T24'e bilgiler veren Bilgin ise şunları söyledi;
"Sendikada yaklaşık 10 bin kişi var. Toplu iş sözleşmesi için yeterli bir sayı değil bu. Yüzde 1'lik bir baraj var. İşkolu barajı toplu iş sözleşmesi için sendikanın o işkolunda çalışan işçilerin en az %1’inin kendi üyesi olmasını şart koşuyor. Şu an sendikanın canla başla örgütleme çalışmalarına gömülmesi gerekirken, sarı sendikacılar örgütleme yapanları işten çıkarıyor."
"Bu hareketlerine devam edersen seni bir bahaneyle işten atarım' dedi ve attı"

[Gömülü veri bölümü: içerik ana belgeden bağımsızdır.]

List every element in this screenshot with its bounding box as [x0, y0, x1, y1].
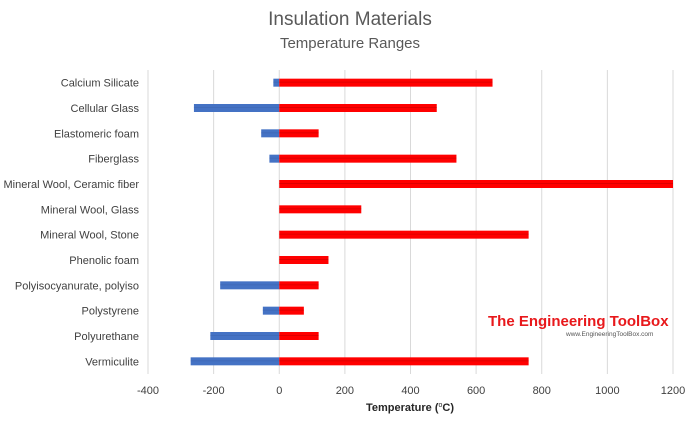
chart-subtitle: Temperature Ranges	[279, 35, 421, 52]
bar-edge	[279, 183, 673, 184]
bar-edge	[210, 335, 280, 336]
bar-edge	[279, 309, 304, 311]
x-tick-label: 200	[336, 385, 354, 397]
chart-title: Insulation Materials	[268, 9, 432, 30]
bar-edge	[279, 259, 329, 260]
category-labels: Calcium Silicate Cellular Glass Elastomeri…	[3, 78, 139, 369]
category-label: Elastomeric foam	[54, 128, 139, 140]
bar-edge	[279, 132, 319, 134]
category-label: Calcium Silicate	[61, 78, 139, 90]
bars	[190, 78, 673, 366]
category-label: Mineral Wool, Ceramic fiber	[3, 179, 139, 191]
bar-edge	[193, 107, 280, 108]
x-tick-labels: -400 -200 0 200 400 600 800 1000 1200	[137, 385, 685, 397]
category-label: Polyisocyanurate, polyiso	[15, 280, 139, 292]
bar-edge	[261, 132, 280, 134]
bar-edge	[279, 208, 362, 210]
watermark-title: The Engineering ToolBox	[488, 313, 669, 330]
category-label: Phenolic foam	[69, 255, 139, 267]
watermark: The Engineering ToolBox www.EngineeringT…	[488, 313, 669, 338]
bar-edge	[279, 360, 529, 362]
x-tick-label: 400	[401, 385, 419, 397]
category-label: Mineral Wool, Glass	[41, 204, 140, 216]
bar-edge	[279, 157, 457, 159]
x-tick-label: 600	[467, 385, 485, 397]
x-tick-label: -400	[137, 385, 159, 397]
x-tick-label: 1000	[595, 385, 619, 397]
category-label: Polystyrene	[82, 306, 139, 318]
gridlines	[147, 70, 674, 374]
bar-edge	[273, 81, 280, 83]
watermark-url: www.EngineeringToolBox.com	[565, 331, 653, 338]
x-tick-label: -200	[203, 385, 225, 397]
category-label: Polyurethane	[74, 331, 139, 343]
bar-edge	[262, 309, 280, 311]
bar-edge	[279, 233, 529, 235]
x-tick-label: 1200	[661, 385, 685, 397]
category-label: Fiberglass	[88, 154, 139, 166]
bar-edge	[220, 284, 280, 286]
x-tick-label: 800	[533, 385, 551, 397]
x-axis-title: Temperature (oC)	[366, 402, 454, 414]
category-label: Mineral Wool, Stone	[40, 230, 139, 242]
bar-edge	[279, 284, 319, 286]
x-tick-label: 0	[276, 385, 282, 397]
bar-edge	[279, 107, 437, 108]
bar-edge	[190, 360, 280, 362]
bar-edge	[279, 335, 319, 336]
bar-edge	[279, 81, 493, 83]
category-label: Vermiculite	[85, 356, 139, 368]
bar-edge	[269, 157, 280, 159]
category-label: Cellular Glass	[71, 103, 140, 115]
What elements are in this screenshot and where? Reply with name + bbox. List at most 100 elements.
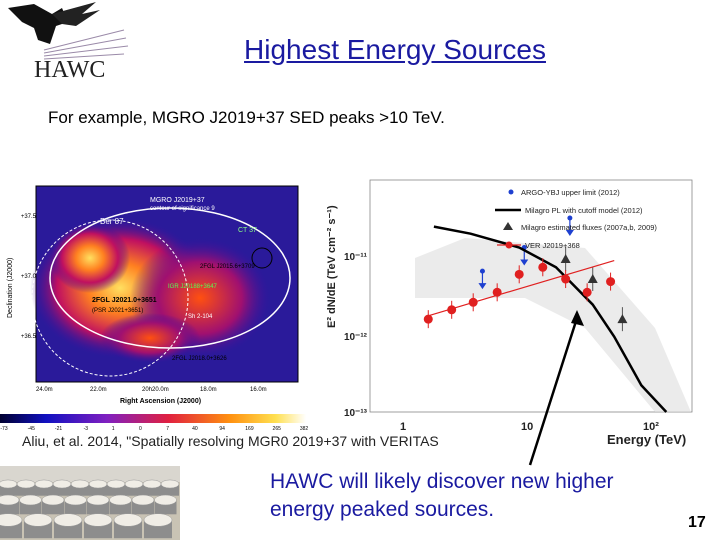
slide-title: Highest Energy Sources bbox=[244, 34, 546, 65]
hawc-logo: HAWC bbox=[8, 2, 129, 82]
y-tick: +36.5 bbox=[21, 334, 37, 340]
colorbar-tick-label: -45 bbox=[28, 426, 35, 430]
legend-label: Milagro estimated fluxes (2007a,b, 2009) bbox=[521, 223, 657, 232]
milagro-flux-point bbox=[560, 254, 571, 264]
argo-point bbox=[479, 268, 485, 274]
label-psr: (PSR J2021+3651) bbox=[92, 308, 143, 314]
logo-rays bbox=[43, 29, 129, 60]
ct37-circle bbox=[251, 247, 273, 269]
tank-top bbox=[0, 494, 20, 506]
tank-top bbox=[124, 479, 144, 489]
page-number: 17 bbox=[688, 514, 706, 531]
hawc-tanks-photo bbox=[0, 466, 180, 540]
colorbar-tick-label: -73 bbox=[0, 426, 7, 430]
label-mgro: MGRO J2019+37 bbox=[150, 197, 205, 204]
argo-upper-limit-arrow bbox=[478, 283, 487, 290]
x-tick: 24.0m bbox=[36, 387, 53, 393]
y-tick-label: 10⁻¹² bbox=[344, 332, 368, 343]
note-line: HAWC will likely discover new higher bbox=[270, 470, 614, 493]
tank-body bbox=[143, 484, 161, 496]
tank-top bbox=[109, 494, 132, 506]
tank-top bbox=[143, 513, 173, 527]
colorbar-tick-label: -21 bbox=[55, 426, 62, 430]
y-tick-label: 10⁻¹¹ bbox=[344, 252, 368, 263]
eagle-silhouette bbox=[8, 4, 68, 44]
tank-body bbox=[17, 484, 35, 496]
x-axis-label: Right Ascension (J2000) bbox=[120, 398, 201, 405]
tank-top bbox=[34, 479, 54, 489]
legend-marker-argo bbox=[508, 189, 514, 195]
legend-label: Milagro PL with cutoff model (2012) bbox=[525, 206, 643, 215]
x-tick: 16.0m bbox=[250, 387, 267, 393]
ver-point bbox=[606, 277, 616, 287]
tank-body bbox=[107, 484, 125, 496]
y-tick: +37.0 bbox=[21, 274, 37, 280]
x-tick: 20h20.0m bbox=[142, 387, 169, 393]
colorbar-tick-label: 1 bbox=[112, 426, 115, 430]
tank-top bbox=[0, 479, 18, 489]
label-ct37: CT 37 bbox=[238, 227, 257, 234]
legend-marker-milagro-flux bbox=[503, 222, 513, 230]
argo-upper-limit-arrow bbox=[565, 229, 574, 236]
hawc-note: HAWC will likely discover new higher ene… bbox=[270, 468, 690, 524]
eagle-wing bbox=[52, 2, 100, 26]
tank-body bbox=[35, 484, 53, 496]
x-axis-label: Energy (TeV) bbox=[607, 432, 686, 447]
tank-top bbox=[19, 494, 42, 506]
colorbar bbox=[0, 414, 306, 423]
tank-top bbox=[70, 479, 90, 489]
tank-body bbox=[0, 484, 17, 496]
colorbar-tick-label: 7 bbox=[166, 426, 169, 430]
legend-label: VER J2019+368 bbox=[525, 241, 580, 250]
label-contour: contour of significance 9 bbox=[150, 206, 215, 212]
label-fgl2: 2FGL J2021.0+3651 bbox=[92, 297, 157, 304]
tank-body bbox=[89, 484, 107, 496]
ver-point bbox=[538, 262, 548, 272]
milagro-pl-curve bbox=[433, 225, 668, 413]
tank-top bbox=[23, 513, 53, 527]
significance-contour bbox=[49, 207, 291, 349]
tank-body bbox=[125, 484, 143, 496]
colorbar-tick-label: -3 bbox=[84, 426, 89, 430]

Bilgin, Sosyal İş Sendikası Genel Sekreteri'nin kendisine "Düzenimizi bozarsan sana burada ekmek yok, seni bir bahane ile işten çıkartırım" dediğini öne sürdü. Bilgin, “işçi sınıfı pandemi döneminde işten atılmama mücadelesi veriyor. Pandemi döneminde işten çıkarmalar yasaklandı. Sendikacıların bırakın işten işçi çıkarmayı, ücretsiz izin adı altında işçilere reva görülen 1100 küsur liraya karşı mücadele etmesi gerekiyor. Oysa Sosyal -İş ağaları pandemi döneminde işçi çıkarıyor. Bu Sosyal-İş’in tarihine yakışmıyor” dedi.
"Sendika, sarı sendikacılar yüzünden işverenlerin ofisi haline gelmiş durumda"
Bilgin şöyle devam etti;
"Sarı sendikacılarla mücadelenin yolu İşçilerin örgütlenmesinden ve sınıf bilinci kazanmasından geçiyor. Bunun için çalışıyorum ancak sendika, sarı sendikacılar yüzünden işverenlerin ofisi haline gelmiş durumda. Buna karşı işçi arkadaşlarla mücadelemize devam edeceğiz"
Celal Uyar: "Birleşmek istiyor' cümlesi bana yapılabilecek en büyük hakarettir"
Uyar, Bilgin'in "Genel merkez Türkiye barajını geçemediği ve toplu iş sözleşmesi yapamadığı için başka bir sendikayla birleşmeye çalışıyor" sözleri için de "Yalan. Bu bana yapılabilecek en büyük hakarettir. Ben DİSK ve onun kurucu genel başkanı Kemal Türkler geleneğinden geliyorum. Zaten birleşme için kongre yapılıyor ve bu karar için 3/2'lik bir çoğunluk gerekiyor. Tek başına alınabilen bir karar değil" dedi.